"Московский бенефис" - читать интересную книгу автора (Влодавец Леонид)

ВОЗВРАЩЕНИЕ МАЙКЛА О'БРАЙЕНА

Спала я без сновидений почти всю ночь, но под самое утро мне приснилось нечто нелепое: вроде бы я долго и упорно пытаюсь вкатить огромную бочку на крышу нашего сухопутного дома. Бочка как-то уж очень упорно не хочет вкатываться, то проскальзывает, то сваливается вбок, то подается назад. Мануэль стоял рядом, не помогал мне, а только бормотал: «Бом-брам-стеньга! Грот-бом-бом-брам-стеньга! Архтерлюк!» — и еще что-то эдакое. Под конец сна я увидела грозное лицо капитана О'Брайена. Он широко улыбнулся и сказал:

— Ну вот и я! — После этого я в ужасе пробудилась. Однако О'Брайен, похоже, не знал, что я проснулась, и никуда не исчезал. Он так и остался стоять около моей кровати. Я дрыгнула ногой, но Майкл не исчезал. Он нахально стоял перед моей кроватью, где, кроме меня, лежали в разных углах Росита и Мануэль.

— Это ты? — спросила я, пощипывая запястье.

— Разумеется, — отвечал он на своем прекрасном испанском, — я пришел, чтобы забрать тебя отсюда. Рад, что ты жива и здорова.

— Послушай, — сказала я, — если я сплю, то разбуди меня. А если нет, то объясни, как ты сюда попал…

— Очень просто, я поставил свой корабль в бухту рядом с тем французом, который здесь торчит не далее, чем со вчерашнего утра…

— Откуда ты знаешь?

— Хорошему моряку достаточно посмотреть на якорные цепи, и он определит, сколько времени судно стоит в том или ином месте. Я еще не был на французе, но знаю, что на нем не все ладно. Там что, чума?

— Там просто нет ни одного живого человека. И трупов тоже нет, — сонно отвечала я, хлопая глазами и ожидая, когда О'Брайен наконец исчезнет. Но он все еще не исчезал, а продолжал задавать вопросы:

— Ладно, оставим француза в покое! — произнес он. — А вот как ты сюда попала, ума не приложу!

— Очень просто, — почти также, как О'Брайен, сказала я. — Когда твой корабль затонул, мы уплыли в лодке и приплыли сюда. А здесь мы нашли все это.

И я обвела руками комнату.

— Ты спишь еще, дорогая… — сказал Майкл, — приклонись к моему плечу…

— Подушка лучше, — проворчала я, откидываясь на спину и все еще не веря, что это действительно Майкл О'Брайен, а не сновидение.
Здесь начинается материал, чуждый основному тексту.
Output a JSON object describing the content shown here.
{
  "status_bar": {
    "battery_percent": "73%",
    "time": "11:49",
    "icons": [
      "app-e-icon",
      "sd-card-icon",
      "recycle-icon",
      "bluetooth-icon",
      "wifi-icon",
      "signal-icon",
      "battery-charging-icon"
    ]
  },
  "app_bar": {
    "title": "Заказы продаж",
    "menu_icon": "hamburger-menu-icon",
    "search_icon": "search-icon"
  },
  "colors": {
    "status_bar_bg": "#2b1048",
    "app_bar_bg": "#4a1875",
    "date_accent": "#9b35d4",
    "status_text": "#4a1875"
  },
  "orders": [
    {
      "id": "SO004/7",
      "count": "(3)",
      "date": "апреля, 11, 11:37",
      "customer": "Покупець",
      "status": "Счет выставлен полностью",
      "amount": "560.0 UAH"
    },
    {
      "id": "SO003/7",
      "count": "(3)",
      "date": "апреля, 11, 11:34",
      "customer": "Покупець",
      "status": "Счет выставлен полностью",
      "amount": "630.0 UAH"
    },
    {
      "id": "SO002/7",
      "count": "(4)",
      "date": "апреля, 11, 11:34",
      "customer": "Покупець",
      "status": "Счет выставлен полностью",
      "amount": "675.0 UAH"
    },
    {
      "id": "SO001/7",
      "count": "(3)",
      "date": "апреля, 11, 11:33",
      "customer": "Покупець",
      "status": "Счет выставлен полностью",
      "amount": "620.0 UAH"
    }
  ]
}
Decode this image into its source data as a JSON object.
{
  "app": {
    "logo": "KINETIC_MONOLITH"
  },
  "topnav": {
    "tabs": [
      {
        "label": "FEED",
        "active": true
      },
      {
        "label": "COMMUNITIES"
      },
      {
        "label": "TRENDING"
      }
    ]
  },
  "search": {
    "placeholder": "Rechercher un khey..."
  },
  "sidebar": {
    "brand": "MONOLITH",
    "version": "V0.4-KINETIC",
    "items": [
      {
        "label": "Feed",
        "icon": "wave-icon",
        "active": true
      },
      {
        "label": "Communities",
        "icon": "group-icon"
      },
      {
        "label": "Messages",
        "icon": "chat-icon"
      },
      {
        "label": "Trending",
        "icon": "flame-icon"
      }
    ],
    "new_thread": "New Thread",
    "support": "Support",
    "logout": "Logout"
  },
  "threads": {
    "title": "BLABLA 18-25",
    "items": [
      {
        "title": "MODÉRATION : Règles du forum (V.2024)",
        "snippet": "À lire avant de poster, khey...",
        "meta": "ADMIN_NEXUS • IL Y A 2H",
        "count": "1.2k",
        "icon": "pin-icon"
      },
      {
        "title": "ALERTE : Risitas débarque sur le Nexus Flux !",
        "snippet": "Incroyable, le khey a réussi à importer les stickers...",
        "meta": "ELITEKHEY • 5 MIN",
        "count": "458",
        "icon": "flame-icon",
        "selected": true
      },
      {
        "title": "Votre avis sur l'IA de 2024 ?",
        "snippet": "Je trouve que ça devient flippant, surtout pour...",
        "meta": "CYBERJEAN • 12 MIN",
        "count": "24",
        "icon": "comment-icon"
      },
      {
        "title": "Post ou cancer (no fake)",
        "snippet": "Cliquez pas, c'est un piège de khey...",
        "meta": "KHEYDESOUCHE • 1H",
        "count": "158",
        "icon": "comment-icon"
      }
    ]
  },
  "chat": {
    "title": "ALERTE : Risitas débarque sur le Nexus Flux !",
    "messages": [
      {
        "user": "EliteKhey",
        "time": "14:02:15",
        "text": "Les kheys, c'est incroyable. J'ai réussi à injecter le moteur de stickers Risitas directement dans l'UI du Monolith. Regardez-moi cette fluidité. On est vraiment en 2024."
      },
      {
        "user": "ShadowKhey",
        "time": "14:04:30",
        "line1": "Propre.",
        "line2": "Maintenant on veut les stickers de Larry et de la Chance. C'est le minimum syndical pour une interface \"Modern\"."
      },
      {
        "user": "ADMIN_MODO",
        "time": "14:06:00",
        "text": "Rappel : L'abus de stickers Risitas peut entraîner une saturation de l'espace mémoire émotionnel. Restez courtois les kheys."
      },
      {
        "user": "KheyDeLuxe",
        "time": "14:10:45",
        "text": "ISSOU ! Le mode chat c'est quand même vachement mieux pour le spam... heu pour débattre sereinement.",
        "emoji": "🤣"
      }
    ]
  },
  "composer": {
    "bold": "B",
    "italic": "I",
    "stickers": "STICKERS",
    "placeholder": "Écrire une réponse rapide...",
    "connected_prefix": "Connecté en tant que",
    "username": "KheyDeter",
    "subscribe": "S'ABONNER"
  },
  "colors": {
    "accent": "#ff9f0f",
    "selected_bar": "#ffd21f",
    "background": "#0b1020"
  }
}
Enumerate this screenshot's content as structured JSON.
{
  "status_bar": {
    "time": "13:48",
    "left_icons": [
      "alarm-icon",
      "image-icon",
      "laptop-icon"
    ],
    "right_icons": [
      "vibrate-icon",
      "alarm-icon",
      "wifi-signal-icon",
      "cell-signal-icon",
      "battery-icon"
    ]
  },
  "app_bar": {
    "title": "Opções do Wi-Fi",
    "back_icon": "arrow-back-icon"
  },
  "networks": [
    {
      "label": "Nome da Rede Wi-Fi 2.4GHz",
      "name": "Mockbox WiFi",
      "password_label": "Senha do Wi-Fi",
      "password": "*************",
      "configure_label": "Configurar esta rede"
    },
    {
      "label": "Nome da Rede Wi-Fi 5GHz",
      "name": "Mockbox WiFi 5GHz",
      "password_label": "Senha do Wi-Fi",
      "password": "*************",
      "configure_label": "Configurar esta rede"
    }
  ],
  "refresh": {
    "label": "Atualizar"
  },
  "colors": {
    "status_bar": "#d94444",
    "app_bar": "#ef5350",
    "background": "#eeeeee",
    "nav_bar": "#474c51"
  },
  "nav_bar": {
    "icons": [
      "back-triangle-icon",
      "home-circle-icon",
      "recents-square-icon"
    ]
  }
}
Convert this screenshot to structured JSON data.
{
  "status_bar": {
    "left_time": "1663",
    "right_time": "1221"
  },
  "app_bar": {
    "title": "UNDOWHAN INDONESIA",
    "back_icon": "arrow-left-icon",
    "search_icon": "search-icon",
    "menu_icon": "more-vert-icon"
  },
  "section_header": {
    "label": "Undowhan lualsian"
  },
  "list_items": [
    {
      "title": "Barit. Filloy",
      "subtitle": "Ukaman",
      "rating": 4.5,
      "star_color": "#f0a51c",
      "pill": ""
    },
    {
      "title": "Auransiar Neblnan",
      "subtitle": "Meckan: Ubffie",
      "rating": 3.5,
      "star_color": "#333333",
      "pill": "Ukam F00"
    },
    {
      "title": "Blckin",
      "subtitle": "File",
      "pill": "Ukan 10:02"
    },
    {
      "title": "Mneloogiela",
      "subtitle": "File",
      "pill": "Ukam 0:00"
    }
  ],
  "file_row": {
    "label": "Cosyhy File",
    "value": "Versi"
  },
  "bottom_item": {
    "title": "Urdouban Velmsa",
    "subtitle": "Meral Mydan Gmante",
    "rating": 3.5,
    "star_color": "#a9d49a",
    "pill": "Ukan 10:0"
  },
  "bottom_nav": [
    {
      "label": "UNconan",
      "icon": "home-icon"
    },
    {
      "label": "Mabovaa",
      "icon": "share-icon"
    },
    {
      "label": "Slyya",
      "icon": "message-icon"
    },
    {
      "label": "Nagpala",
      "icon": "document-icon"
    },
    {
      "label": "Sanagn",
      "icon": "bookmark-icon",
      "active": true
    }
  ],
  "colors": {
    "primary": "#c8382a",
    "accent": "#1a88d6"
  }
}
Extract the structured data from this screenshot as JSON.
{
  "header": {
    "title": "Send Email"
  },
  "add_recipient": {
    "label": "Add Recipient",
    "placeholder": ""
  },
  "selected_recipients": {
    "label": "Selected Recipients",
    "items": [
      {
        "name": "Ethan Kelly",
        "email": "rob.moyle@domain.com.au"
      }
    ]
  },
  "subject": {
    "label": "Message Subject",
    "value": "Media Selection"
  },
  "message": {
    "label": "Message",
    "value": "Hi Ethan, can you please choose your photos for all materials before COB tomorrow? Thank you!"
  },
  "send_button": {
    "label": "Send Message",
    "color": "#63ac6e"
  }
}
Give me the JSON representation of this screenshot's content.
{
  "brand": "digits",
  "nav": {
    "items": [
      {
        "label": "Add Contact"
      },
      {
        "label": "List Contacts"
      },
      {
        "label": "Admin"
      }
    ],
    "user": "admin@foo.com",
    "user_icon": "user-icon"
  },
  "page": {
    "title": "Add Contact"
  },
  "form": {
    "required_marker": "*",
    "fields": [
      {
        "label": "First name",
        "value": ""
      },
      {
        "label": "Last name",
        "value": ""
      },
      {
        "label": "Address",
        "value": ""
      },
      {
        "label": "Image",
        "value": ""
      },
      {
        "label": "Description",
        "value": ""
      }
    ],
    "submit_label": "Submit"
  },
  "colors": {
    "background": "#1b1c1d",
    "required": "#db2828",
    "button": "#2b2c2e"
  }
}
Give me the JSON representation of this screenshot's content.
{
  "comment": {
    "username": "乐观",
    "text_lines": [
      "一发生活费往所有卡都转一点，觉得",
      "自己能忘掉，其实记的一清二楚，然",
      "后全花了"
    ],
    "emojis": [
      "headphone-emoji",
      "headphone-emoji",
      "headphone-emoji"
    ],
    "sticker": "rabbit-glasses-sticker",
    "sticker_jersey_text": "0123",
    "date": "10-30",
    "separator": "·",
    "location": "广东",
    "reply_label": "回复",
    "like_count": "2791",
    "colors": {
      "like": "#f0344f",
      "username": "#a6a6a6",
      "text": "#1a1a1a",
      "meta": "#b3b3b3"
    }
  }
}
— Ты сердишься? — спросил он холодно. — А зря! Когда ядром разнесло всю кормовую каюту, я уже начисто не верил, что ты уцелела. Я на несколько секунд онемел от ужаса, я растерялся… Вот и все. Я ушел со шканцев на бак, мне сказали, что там не могут обойтись без меня… А потом я уже не мог пробиться к тебе, все шканцы были в огне, а нижние палубы задымлены. Люди бежали с корабля, но я оставался и, ей-Богу, готов поклясться, что был уверен… На сто процентов был уверен, что ухожу самый последний.

— Значит, ты никак не считаешь себя виноватым? — сказала я с легким презрением.

— Нет! — сказал он правду, и поэтому я не ударила его.

— Кстати, — спросила я, — а откуда у тебя корабль и матросы, ведь еще и недели не прошло, как ты попал в плен к голландцам?

— Дело в том, что война с голландцами уже кончилась. В Вестминстере подписан мир. Голландцы раскошеливаются за резню на Амбоине и согласны с Навигационным актом. Эскадра, утопившая мое судно, встретила отряд кораблей, которые и сообщили им это известие. Так что в плену я пробыл только сутки. Впрочем, я должен был побыть дольше, но поторопился освободиться. Голландцы потеряли бдительность, изрядно выпив, поскольку эскадра должна была идти в Кюрасао, на отдых и ремонт. А мы, напротив, времени даром не теряли. Восемьдесят англичан, которые со мной вместе были загнаны в трюм «Санкт-Николаса», быстро разобрались в чем дело. Большинство из голландцев даже протрезветь не успели, как попали на ужин акулам… Славная была ночка! Мы никого не потеряли. Сейчас у меня есть корабль, и я поквитался с голландцами. Мы сделали все так чисто, что голландцы на других кораблях даже не заметили, что мы исчезли. Представляю себе рожу шаутбенахта, когда он обнаружит, что «Санкт-Николас» испарился…

— Это достойный тебя подвиг! — сказала я с презрением. — Ты подлец и бесчестный убийца!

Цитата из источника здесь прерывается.